On Sunday, Cameron told ITV News: “I think we cannot allow modern forms of communication to be exempt from the ability, in extremis, with a warrant signed by the home secretary, to be exempt from being listened to. That is my very clear view and if I am prime minister after the next election I will make sure we legislate accordingly.” He repeated the sentiment again on Monday (video embedded below.)

The Tory leader has already said that he wants to bring back the Communications Data Bill, a.k.a. the “Snooper’s Charter,” if his party wins the upcoming general election in May. This is not news as such; the only reason the bill is on ice is that the Conservatives’ current coalition partners, the Liberal Democrats, refuse to allow it to be tabled. (The Lib Dems did, however, allow the “emergency” passage of the DRIP Act, which brought in the main planks of the Snooper’s Charter – mandatory data retention for various kinds of internet communications – on a temporary basis.)

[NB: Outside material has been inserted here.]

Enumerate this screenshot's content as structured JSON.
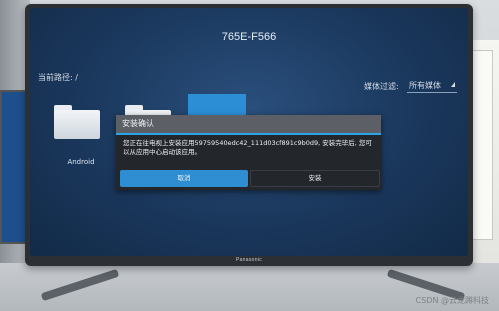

However, the Tories’ rhetoric has predictably ramped up in the wake of the Paris killings. The idea of banning secure communications is a recent development (though it follows on from the frustration of U.K. intelligence chiefs) and is utterly flawed. Even armed with a warrant from the Home Secretary, security services would be stymied by a basic WhatsApp text chat, an email exchange properly encrypted using PGP, or an [company]Apple[/company] iMessage or FaceTime conversation – all of which use end-to-end encryption.

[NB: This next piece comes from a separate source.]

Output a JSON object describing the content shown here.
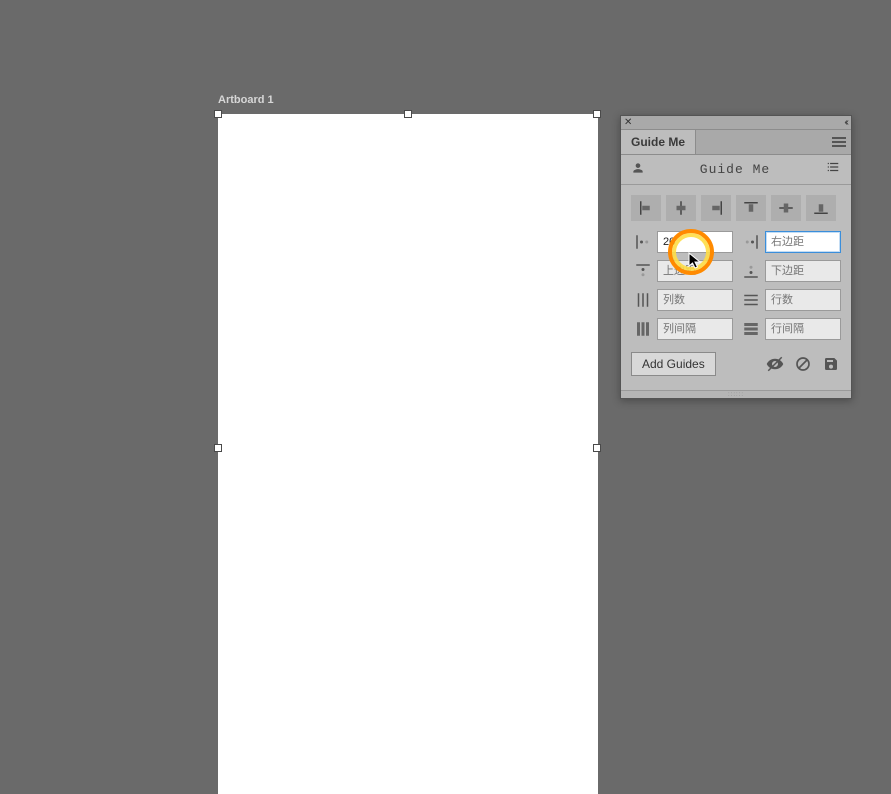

These, we must assume, would be the services that Cameron would not “allow” if voted back in. However, it is hard to see the British government succeeding in stopping the use of such tools. Even if (a big “if”) the government got some kind of concession from the big commercial players (key escrow?), systems such as PGP don’t even have a centralized company behind the curtains. And then there’s the issue of anonymity — monitoring the communications of someone using the anonymized browsing tool Tor, for example, is difficult to say the least. Would online anonymity also be banned?

It’s just not a sensible idea, but that doesn’t always stop the introduction of new laws. Labour leader Ed Miliband, the head of the opposition, has said he would resist the immediate reintroduction of the Snooper’s Charter and would give a “cautious and considered” response to security chiefs asking for more powers. That doesn’t mean he won’t cave in — Labour has a bad record on this stuff, and the current government took power in 2010 promising to “reverse the substantial erosion of civil liberties under the Labour government and roll back state intrusion.” But, particularly after Snowden, this is clearly going to be a live issue on the campaign trail.

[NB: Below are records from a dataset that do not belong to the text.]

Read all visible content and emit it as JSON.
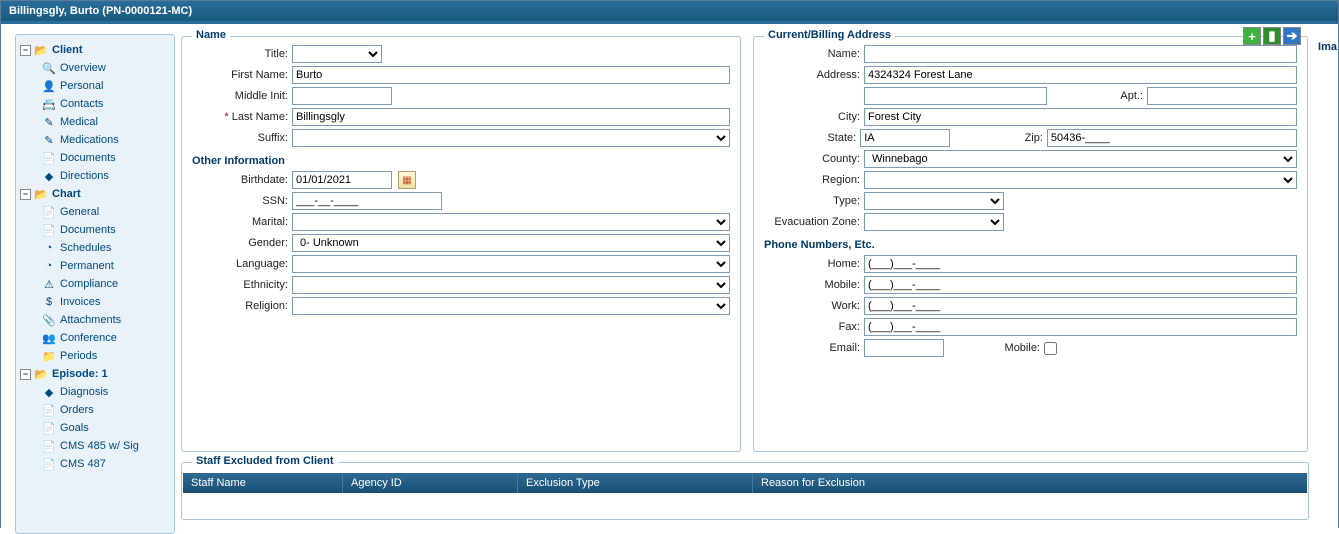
{
  "window_title": "Billingsgly, Burto (PN-0000121-MC)",
  "sidebar": {
    "client": {
      "label": "Client"
    },
    "client_items": [
      {
        "label": "Overview",
        "icon": "🔍"
      },
      {
        "label": "Personal",
        "icon": "👤"
      },
      {
        "label": "Contacts",
        "icon": "📇"
      },
      {
        "label": "Medical",
        "icon": "✎"
      },
      {
        "label": "Medications",
        "icon": "✎"
      },
      {
        "label": "Documents",
        "icon": "📄"
      },
      {
        "label": "Directions",
        "icon": "◆"
      }
    ],
    "chart": {
      "label": "Chart"
    },
    "chart_items": [
      {
        "label": "General",
        "icon": "📄"
      },
      {
        "label": "Documents",
        "icon": "📄"
      },
      {
        "label": "Schedules",
        "icon": "◔"
      },
      {
        "label": "Permanent",
        "icon": "◔"
      },
      {
        "label": "Compliance",
        "icon": "⚠"
      },
      {
        "label": "Invoices",
        "icon": "$"
      },
      {
        "label": "Attachments",
        "icon": "📎"
      },
      {
        "label": "Conference",
        "icon": "👥"
      },
      {
        "label": "Periods",
        "icon": "📁"
      }
    ],
    "episode": {
      "label": "Episode: 1"
    },
    "episode_items": [
      {
        "label": "Diagnosis",
        "icon": "◆"
      },
      {
        "label": "Orders",
        "icon": "📄"
      },
      {
        "label": "Goals",
        "icon": "📄"
      },
      {
        "label": "CMS 485 w/ Sig",
        "icon": "📄"
      },
      {
        "label": "CMS 487",
        "icon": "📄"
      }
    ]
  },
  "name_panel": {
    "legend": "Name",
    "title_label": "Title:",
    "first_name_label": "First Name:",
    "first_name_value": "Burto",
    "middle_label": "Middle Init:",
    "middle_value": "",
    "last_name_label": "Last Name:",
    "last_name_value": "Billingsgly",
    "suffix_label": "Suffix:",
    "other_info_title": "Other Information",
    "birthdate_label": "Birthdate:",
    "birthdate_value": "01/01/2021",
    "ssn_label": "SSN:",
    "ssn_value": "___-__-____",
    "marital_label": "Marital:",
    "gender_label": "Gender:",
    "gender_value": "0- Unknown",
    "language_label": "Language:",
    "ethnicity_label": "Ethnicity:",
    "religion_label": "Religion:"
  },
  "addr_panel": {
    "legend": "Current/Billing Address",
    "name_label": "Name:",
    "name_value": "",
    "address_label": "Address:",
    "address_value": "4324324 Forest Lane",
    "apt_label": "Apt.:",
    "apt_value": "",
    "city_label": "City:",
    "city_value": "Forest City",
    "state_label": "State:",
    "state_value": "IA",
    "zip_label": "Zip:",
    "zip_value": "50436-____",
    "county_label": "County:",
    "county_value": "Winnebago",
    "region_label": "Region:",
    "type_label": "Type:",
    "evac_label": "Evacuation Zone:",
    "phone_title": "Phone Numbers, Etc.",
    "home_label": "Home:",
    "home_value": "(___)___-____",
    "mobile_label": "Mobile:",
    "mobile_value": "(___)___-____",
    "work_label": "Work:",
    "work_value": "(___)___-____",
    "fax_label": "Fax:",
    "fax_value": "(___)___-____",
    "email_label": "Email:",
    "email_value": "",
    "mobile_chk_label": "Mobile:"
  },
  "img_tab": "Ima",
  "staff_panel": {
    "legend": "Staff Excluded from Client",
    "cols": [
      "Staff Name",
      "Agency ID",
      "Exclusion Type",
      "Reason for Exclusion"
    ]
  }
}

https://www.youtube.com/watch?v=u_kqM0gn63M

Google’s alpha-stage email encryption plugin lands on GitHub

Google has updated its experimental End-to-End email encryption plugin for Chrome and moved the project to GitHub. The firm said in a Tuesday blog post that it had “always believed strongly that End-To-End must be an open source project.” The alpha-stage, OpenPGP-based extension now includes the first contributions from Yahoo’s chief security officer, Alex Stamos. Google will also make its new crypto library available to several other projects that have expressed interest. However, product manager Stephan Somogyi said the plugin still wasn’t ready for the Chrome Web Store, and won’t be widely released until Google is happy with the usability of its key distribution and management mechanisms.